Coincé dans un train contaminé et rapidement rempli de zombies, un père n'a qu'une seule idée en tête : conduire sa fille chez sa mère, à Busan. On retrouve dans cette trame minimale les principes mêmes du film de zombie : une unité de lieu (le train), un groupe de survivants hétérogène et divisé (chef d'entreprise vs SDF), métaphore supposée des tensions d'une société dont le huis-clos va accentuer les antagonismes. C'est le programme écrit par Romero il y a environ un demi-siècle avec Night of the living Dead (1968) et prolongé jusqu'à Land of the Dead (2005), qui abandonnait l'idée du refuge humain pour raconter le destin d'un Moïse-zombie (Big Daddy) cherchant une terre promise pour son peuple de réprouvés. Preuve que Romero a su s'adapter aux grands changements politiques de son pays (il y a des échos du discours de Bush sur l'Axe du Mal dans Land of the dead) et à l'évolution plastique du cinéma d'horreur, la forme du found footage étant devenue prééminente dans Diary of the Dead (2008).

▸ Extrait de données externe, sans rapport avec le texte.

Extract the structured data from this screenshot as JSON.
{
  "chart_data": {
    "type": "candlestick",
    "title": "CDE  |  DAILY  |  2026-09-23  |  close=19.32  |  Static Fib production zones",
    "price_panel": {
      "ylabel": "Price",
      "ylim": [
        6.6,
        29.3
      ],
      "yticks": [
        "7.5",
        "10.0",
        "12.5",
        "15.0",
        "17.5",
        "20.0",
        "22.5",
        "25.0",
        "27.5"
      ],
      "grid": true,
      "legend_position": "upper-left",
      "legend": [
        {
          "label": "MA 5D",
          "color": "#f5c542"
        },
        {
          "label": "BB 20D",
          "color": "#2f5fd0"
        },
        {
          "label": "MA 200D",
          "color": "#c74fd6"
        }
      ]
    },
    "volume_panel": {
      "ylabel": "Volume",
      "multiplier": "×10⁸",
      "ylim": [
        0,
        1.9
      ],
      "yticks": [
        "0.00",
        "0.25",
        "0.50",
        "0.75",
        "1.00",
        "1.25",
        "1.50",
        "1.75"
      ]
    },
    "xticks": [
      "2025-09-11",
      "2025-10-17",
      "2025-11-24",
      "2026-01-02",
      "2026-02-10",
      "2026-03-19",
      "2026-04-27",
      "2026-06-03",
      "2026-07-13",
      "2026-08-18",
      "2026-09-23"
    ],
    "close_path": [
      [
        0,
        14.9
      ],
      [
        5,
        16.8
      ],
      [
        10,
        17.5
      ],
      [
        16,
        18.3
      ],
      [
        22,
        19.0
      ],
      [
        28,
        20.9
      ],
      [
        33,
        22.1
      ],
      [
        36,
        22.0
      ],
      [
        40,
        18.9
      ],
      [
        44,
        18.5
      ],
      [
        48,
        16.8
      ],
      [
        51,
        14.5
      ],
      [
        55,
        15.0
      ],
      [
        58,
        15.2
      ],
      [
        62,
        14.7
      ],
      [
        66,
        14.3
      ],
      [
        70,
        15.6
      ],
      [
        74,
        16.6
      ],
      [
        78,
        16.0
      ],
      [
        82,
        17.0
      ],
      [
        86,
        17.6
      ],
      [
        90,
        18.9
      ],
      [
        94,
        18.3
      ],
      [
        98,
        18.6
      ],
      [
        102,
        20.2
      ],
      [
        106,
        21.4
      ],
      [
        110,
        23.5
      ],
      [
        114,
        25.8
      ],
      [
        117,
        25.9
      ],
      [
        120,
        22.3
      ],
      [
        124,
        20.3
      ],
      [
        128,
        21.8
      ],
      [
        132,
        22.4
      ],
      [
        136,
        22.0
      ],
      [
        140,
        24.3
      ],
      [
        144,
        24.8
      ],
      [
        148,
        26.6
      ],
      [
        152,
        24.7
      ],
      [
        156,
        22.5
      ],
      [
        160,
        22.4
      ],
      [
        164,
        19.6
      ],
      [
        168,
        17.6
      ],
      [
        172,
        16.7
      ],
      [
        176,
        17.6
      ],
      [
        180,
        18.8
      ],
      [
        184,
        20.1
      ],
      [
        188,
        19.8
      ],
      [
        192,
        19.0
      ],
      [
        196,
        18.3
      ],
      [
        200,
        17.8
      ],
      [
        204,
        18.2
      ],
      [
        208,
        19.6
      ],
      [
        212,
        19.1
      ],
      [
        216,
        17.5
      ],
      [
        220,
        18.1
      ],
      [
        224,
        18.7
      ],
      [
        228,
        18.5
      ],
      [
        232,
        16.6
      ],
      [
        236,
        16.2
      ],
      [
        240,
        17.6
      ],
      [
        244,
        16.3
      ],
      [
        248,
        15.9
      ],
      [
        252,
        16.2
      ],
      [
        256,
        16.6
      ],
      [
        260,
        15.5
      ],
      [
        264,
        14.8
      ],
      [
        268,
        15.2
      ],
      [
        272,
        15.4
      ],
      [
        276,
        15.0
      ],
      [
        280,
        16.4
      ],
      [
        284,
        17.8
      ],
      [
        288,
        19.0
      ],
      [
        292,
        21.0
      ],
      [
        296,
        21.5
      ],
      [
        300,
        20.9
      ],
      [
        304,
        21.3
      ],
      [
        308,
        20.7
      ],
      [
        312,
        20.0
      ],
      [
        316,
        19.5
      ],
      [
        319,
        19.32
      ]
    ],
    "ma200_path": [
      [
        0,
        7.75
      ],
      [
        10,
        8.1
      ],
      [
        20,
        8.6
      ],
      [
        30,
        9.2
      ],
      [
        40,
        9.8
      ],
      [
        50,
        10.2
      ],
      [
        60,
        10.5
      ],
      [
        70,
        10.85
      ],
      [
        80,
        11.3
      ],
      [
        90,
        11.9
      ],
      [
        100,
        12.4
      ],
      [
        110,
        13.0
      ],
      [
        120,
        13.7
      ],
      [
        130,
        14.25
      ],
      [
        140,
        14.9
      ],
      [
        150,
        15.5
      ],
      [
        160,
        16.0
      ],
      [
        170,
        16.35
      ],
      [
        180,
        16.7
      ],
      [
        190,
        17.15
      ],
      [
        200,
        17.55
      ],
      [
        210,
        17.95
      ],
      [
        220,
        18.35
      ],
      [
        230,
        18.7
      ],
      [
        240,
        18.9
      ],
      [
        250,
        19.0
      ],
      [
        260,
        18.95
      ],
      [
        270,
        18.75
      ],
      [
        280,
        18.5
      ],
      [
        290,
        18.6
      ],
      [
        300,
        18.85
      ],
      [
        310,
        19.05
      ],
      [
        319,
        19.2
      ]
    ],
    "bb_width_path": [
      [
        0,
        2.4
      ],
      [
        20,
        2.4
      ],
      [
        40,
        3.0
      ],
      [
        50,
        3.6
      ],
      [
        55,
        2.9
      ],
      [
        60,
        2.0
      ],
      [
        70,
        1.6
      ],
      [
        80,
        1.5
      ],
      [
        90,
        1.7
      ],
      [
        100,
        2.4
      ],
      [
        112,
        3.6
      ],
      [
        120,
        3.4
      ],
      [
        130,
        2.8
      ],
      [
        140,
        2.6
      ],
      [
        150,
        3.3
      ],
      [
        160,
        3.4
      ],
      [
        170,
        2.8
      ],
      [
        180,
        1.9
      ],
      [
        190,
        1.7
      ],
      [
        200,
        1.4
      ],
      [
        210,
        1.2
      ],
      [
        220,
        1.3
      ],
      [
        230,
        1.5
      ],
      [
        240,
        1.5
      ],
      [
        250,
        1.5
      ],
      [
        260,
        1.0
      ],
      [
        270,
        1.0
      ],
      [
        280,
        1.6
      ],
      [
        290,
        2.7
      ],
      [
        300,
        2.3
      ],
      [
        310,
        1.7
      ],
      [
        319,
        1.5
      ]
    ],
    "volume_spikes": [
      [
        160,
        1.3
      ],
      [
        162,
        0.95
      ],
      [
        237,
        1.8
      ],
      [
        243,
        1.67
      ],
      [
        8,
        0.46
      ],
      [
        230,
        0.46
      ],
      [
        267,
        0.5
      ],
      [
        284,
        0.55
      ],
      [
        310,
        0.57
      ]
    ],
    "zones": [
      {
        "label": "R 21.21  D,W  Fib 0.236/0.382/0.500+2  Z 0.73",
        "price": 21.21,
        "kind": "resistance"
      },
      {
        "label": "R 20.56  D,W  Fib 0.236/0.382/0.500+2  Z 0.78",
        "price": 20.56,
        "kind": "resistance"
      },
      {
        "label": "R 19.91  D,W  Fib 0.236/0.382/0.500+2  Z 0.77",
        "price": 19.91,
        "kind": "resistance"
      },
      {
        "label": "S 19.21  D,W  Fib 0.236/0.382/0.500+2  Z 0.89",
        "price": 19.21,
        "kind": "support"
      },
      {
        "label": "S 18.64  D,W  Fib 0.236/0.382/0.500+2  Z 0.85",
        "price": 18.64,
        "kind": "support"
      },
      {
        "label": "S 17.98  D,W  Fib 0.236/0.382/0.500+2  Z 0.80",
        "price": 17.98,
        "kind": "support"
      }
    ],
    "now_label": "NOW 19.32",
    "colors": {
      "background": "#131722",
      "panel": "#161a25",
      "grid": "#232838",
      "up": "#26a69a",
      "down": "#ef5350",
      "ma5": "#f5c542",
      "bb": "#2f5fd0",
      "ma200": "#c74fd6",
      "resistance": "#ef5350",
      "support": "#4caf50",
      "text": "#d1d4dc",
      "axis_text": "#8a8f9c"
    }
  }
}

Romero a pourtant été le seul à maintenir un cap politique dans le film de zombies, celui-ci s'est largement dépolitisé, s'ouvrant à des parodies (Shaun of the Dead, Zombieland) où le mort-vivant est revenu à sa forme première, en deçà de toute allégorie. Soit une caricature grotesque d'être humain englobée dans une masse grimaçante et désarticulée, génialement imitée par Simon Pegg dans la scène de marche zombiesque de Shaun of the Dead (2004). Le vide politique du film de zombie contemporain – au regard duquel Land of the Dead est apparu en 2005 comme déphasé, presque ringard - a trouvé son apogée dans Zombieland (Ruben Fleischer, 2009) qui revient, en toute logique, au parc d'attractions et au jeu de massacre. Les plans – nombreux dans Busan – de faciès de zombies écrasés sur les vitres du train ou collés aux portes en Plexiglas séparant les wagons sont typiques de ce grotesque horrifique que l'on trouvait déjà dans les premiers Romero (notamment dans Zombie), et qui fonctionnait comme le ressort principal de la satire sociale. Corps sans vie organique, réduits à de simples masques de foire, les zombies de Busan ne sont plus que les ombres de leurs homologues américains : on ne le voit pas décharner les corps pour les consommer, mais simplement mordre et (surtout) grimacer.


Busan soulève de ce point de vue un paradoxe intéressant : alors que la figure du zombie a été surexploitée durant ces quinze dernières années (aux parodies déjà citées, il faudrait ajouter le remake de Dawn of the Dead réalisé par Zack Snyder, la série The Walking Dead, la comédie horrifique Warm Bodies...), elle n'a quasiment pas évolué plastiquement. World War Z, le blockbuster de Marc Forster produit par Brad Pitt en 2013, a fixé sa forme contemporaine : celle d'une masse numérique se déplaçant par vagues, à un rythme frénétique qui ramène les créations artisanales de Romero à la préhistoire du genre. C'est cette forme que l'on retrouve dans Busan et c'est peu dire que le film de Sang-Ho Yeon ait fait de World War Z un modèle, il lui doit en réalité à-peu-près tout. Son imaginaire apocalyptique (une pandémie déclenchée par une industrie biochimique) et sa façon de mêler film catastrophe et pathos familial (autour du personnage de la petite fille qui doit rentrer chez sa mère) sont sans doute la recette de son succès phénoménal en Corée, où il a fait exploser en quelques semaines le box office national.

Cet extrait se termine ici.